Ontem lembrei da festa do Quarto Centenário da Cidade de São Paulo. Lembrei da música, lembrei de personagens importantes da minha história, mas deixei para hoje relatar uma emoção que hoje se repete. Se há sessenta anos atrás ela foi intensa, hoje, todos estes anos depois ela não é menor, é diferente. É diferente, pois nela se insere o intelecto e não não tem mais o deslumbramento que só a dignidade da infância permite. Estou vendo, com os olhos da imaginação agora, a pintura exposta no Salão da Bienal do Ibirapuera de 1954, “Guernica”, de Pablo Picasso.
Acho que era uma réplica, pois a original nunca saiu da França penso. A mera visão da infância já lhe dava uma dimensão enorme, mas era a cara do cavalo morrendo, a lâmpada acesa, que me transmitiu um sentimento ainda não codificado pela vida adulta. Mas que me impressionava de forma silenciosa, pois além da intensidade cúmplice com o autor daquela estranha maravilha, ainda tinha a censura dos que não a viam, senão como uma distorção, uma aberração, incompatível com os limites da visão menor dos adultos que me cercavam, ainda míopes de cultura. Não poderia entender naquela época que eram limites; impostos pelo medo à liberdade, diria Erich Fromm. Que eram limites, pois já havia a pública e imensa demonstração de arte, imensa liberdade e severa estética do “Monumento aos Bandeirantes” de Victor Brecheret, o “não empurra” jocosamente apelidado, mas que havia me impressionado uma semana antes. Não havia visto nada parecido no Rio de Janeiro, cidade em que nasci e ainda vivo. O mais arrojado monumento que tinha visto por aqui época era o Palácio Capanema.
Voltando ao “Guernica” e a visita a exposição da Bienal em 1954; a emoção diante de tantas transgressões, mas ao mesmo tempo, diante de tanta beleza me influenciou para o resto da vida. As transgressões eram a própria essência da evolução. Se na época o evolucionismo tentava explicar a vida como sucessiva sequencia de infinitésimos acréscimos, a arte de Picasso, Brecheret e dos outros expositores, Anita Malfatti, Di Cavalcanti, Oswaldo Goeldi, Haarberg e outros vários, mostrava que esta se dava aos saltos, transgredindo cânones, ultrapassando limites e violando regras que foram impostas como “estéticas”. Foi preciso que várias décadas de ciência se passassem para perceber os saltos da evolução biológica, da antropológica e todas as outras lógicas. A estética vigente e os prêmios até então, nada mais eram que um mimo aos bem-comportados dos salões sem grandeza. Como a infância está infensa a estas armadilhas do pseudo-estético pude então desfrutar da Bienal, sem saber que seria para sempre. Tal salto me ajudou a ver mais longe, por ver de cima, a grandeza de outros artistas em outras sensações. Daí foi mais fácil ver e ouvir Villa Lobos, Frutuoso Viana, Guerra Peixe, Valdemar Henrique, Radamés Gnatalli, Heckel Tavares, que para mim transformaram em sons as sensações da Bienal.
Hoje me sinto livre para transgredir na música, na pintura, na dança, que considero a mais complexa e de mais difícil execução e percepção e até na literatura, pois será muito difícil sentir outra emoção de 1954. A infância está muito longe. Hoje em meio a tantas componentes de mercado, de diferenciação técnica e de estética, onde a sensação fácil é mais valorizada que a emoção, fico à espera do valoroso técnico, do esforçado artista, com coragem para transgredir. Pois só será eterno aquele que transgredir por amor. Por amor à arte; Lulu Santos não me deixa mentir.

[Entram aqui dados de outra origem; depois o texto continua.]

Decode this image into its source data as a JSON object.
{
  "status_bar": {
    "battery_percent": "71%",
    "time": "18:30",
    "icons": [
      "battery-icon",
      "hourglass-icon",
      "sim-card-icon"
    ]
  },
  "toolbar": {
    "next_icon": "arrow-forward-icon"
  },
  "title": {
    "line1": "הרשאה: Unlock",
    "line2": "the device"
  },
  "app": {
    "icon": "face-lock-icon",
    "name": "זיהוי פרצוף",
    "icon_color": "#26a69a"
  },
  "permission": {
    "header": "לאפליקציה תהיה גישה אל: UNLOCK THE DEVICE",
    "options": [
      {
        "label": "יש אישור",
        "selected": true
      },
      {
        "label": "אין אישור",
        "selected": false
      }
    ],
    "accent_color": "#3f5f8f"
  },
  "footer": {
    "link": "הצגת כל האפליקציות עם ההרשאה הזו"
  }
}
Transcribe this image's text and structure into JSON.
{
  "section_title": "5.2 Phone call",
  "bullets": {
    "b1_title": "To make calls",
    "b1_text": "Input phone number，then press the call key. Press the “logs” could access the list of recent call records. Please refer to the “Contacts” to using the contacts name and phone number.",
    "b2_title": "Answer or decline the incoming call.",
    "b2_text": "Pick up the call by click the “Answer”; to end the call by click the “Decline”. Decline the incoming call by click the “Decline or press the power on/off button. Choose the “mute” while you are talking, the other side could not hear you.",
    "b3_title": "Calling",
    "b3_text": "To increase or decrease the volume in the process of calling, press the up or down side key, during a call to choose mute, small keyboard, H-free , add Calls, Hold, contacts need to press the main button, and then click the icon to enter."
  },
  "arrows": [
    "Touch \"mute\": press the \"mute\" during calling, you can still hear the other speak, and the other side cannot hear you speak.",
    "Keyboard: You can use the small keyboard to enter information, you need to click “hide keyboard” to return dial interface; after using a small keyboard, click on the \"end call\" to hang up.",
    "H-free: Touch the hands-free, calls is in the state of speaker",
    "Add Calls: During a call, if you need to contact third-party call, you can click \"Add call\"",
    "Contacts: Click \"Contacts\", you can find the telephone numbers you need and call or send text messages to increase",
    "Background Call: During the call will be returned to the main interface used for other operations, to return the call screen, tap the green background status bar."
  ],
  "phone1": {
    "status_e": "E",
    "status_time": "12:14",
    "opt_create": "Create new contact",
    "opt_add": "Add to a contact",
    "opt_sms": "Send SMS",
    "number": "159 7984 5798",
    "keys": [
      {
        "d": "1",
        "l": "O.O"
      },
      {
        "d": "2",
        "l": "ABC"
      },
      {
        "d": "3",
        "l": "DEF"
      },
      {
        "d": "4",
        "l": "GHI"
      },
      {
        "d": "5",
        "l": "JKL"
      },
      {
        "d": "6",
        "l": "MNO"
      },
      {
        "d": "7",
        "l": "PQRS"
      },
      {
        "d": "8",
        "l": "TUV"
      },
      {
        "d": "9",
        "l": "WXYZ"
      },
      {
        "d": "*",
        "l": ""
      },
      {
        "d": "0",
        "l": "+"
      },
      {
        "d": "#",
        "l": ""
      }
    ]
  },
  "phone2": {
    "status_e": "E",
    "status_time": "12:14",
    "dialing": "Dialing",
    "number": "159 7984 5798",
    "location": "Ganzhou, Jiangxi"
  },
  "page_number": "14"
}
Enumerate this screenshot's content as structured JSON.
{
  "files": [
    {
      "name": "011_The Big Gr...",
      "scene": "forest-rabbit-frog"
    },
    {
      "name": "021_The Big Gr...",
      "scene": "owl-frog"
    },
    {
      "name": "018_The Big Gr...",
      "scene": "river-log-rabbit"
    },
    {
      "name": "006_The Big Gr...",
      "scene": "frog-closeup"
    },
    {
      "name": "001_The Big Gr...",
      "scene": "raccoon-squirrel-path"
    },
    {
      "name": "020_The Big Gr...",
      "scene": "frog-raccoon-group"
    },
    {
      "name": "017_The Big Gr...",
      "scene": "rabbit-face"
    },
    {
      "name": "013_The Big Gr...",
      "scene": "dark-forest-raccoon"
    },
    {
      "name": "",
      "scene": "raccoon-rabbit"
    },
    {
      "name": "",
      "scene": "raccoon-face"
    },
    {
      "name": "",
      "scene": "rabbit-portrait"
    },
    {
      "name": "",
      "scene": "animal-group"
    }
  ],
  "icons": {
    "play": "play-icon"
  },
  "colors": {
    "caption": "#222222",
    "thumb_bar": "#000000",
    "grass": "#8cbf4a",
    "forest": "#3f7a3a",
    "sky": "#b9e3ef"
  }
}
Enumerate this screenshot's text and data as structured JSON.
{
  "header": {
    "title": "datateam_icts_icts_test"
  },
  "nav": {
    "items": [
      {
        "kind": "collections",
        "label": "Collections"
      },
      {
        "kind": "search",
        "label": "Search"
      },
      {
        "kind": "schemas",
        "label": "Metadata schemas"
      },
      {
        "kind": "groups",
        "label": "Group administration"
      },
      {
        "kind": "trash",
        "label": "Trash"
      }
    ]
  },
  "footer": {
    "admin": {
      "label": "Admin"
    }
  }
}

terça-feira, 27 de agosto de 2013

Memórias e memórias

Estava procurando um assunto na internet e eis que me deparo com algo que me faz pensativo e também me leva à reflexões sobre a arte da música e também das artes plásticas. Da arte como umtodo. A reflexão mais imediata me conduz a visitar o Google Cultural Institute e acabo chegando ao Malmö Konstmuseum. 
Sempre me interessou esta cidade após a leitura de Mika Waltari, quando "O aventureiro" passa por lá. Se estabelece na Suécia e de lá busca novas aventuras. 
O sucesso editorial de Mika Waltari, "O egípcio", "O romano" e muitos outros já traduzidos para a língua portuguesa, me fez ler toda sua obra traduzida e me interessar principalmente pela aventura sueca. A este sentimento se associava a lembrança da atual SAR  Rainha Silvia da Suécia, que quando menina conheci na casa da vovó Julieta. Era o dia 25 de janeiro de 1954. Lá comemoramos e dançamos a polka, ou o dobrado(?),  "São Paulo quatrocentão", composta por Garoto, Avaré e Chiquinho do Acordeón.  Dono de boa memória que sou, tenho vagas lembranças de Sílvia e de Ralf, seu irmão mais velho. Mas tudo é possível de construir na memória pois havia um clima de alegria que a música propiciava, naquela casa da Rua Doutor Vilanova, quase na Maria Antônia. Era a festa do Quartocentenário. O disco tocava na vitrola, era o "São Paulo quatrocentão" executado por Mario Zan, o mesmo da "Chalana". Nem vou seguir por aí.
A associação espontânea destas imagens na memória é que me levaram a agora escrever. Me sinto como o James Burke da série Connections 3. As conexões entre a nemória de Mika Waltari, a Rainha Silvia e a Vovó Julieta, a música de Chiquinho do Acordeon, Avaré e de Garoto, agora me levam a "Gente Humilde". Onde Chico Buarque, Vinícius de Moraes, colocaram letra na imensa música de Garoto. 
Custo até crer que seja possível fazer conexões desta ordem; partindo do Museu  Konstmuseum, em Malmö, na Suécia chegar a "Gente Humilde". E aí chegar a Chico Buarque; e agora chegar a "Banda", que permaneceu o tempo todo tocando a alma. É acabou...
"Mas para meu desencanto
O que era doce acabou
Tudo tomou seu lugar
Depois que a banda passou"
A banda é a arte, que é uma só, plástica, poética, dançante, musical, ...ciao.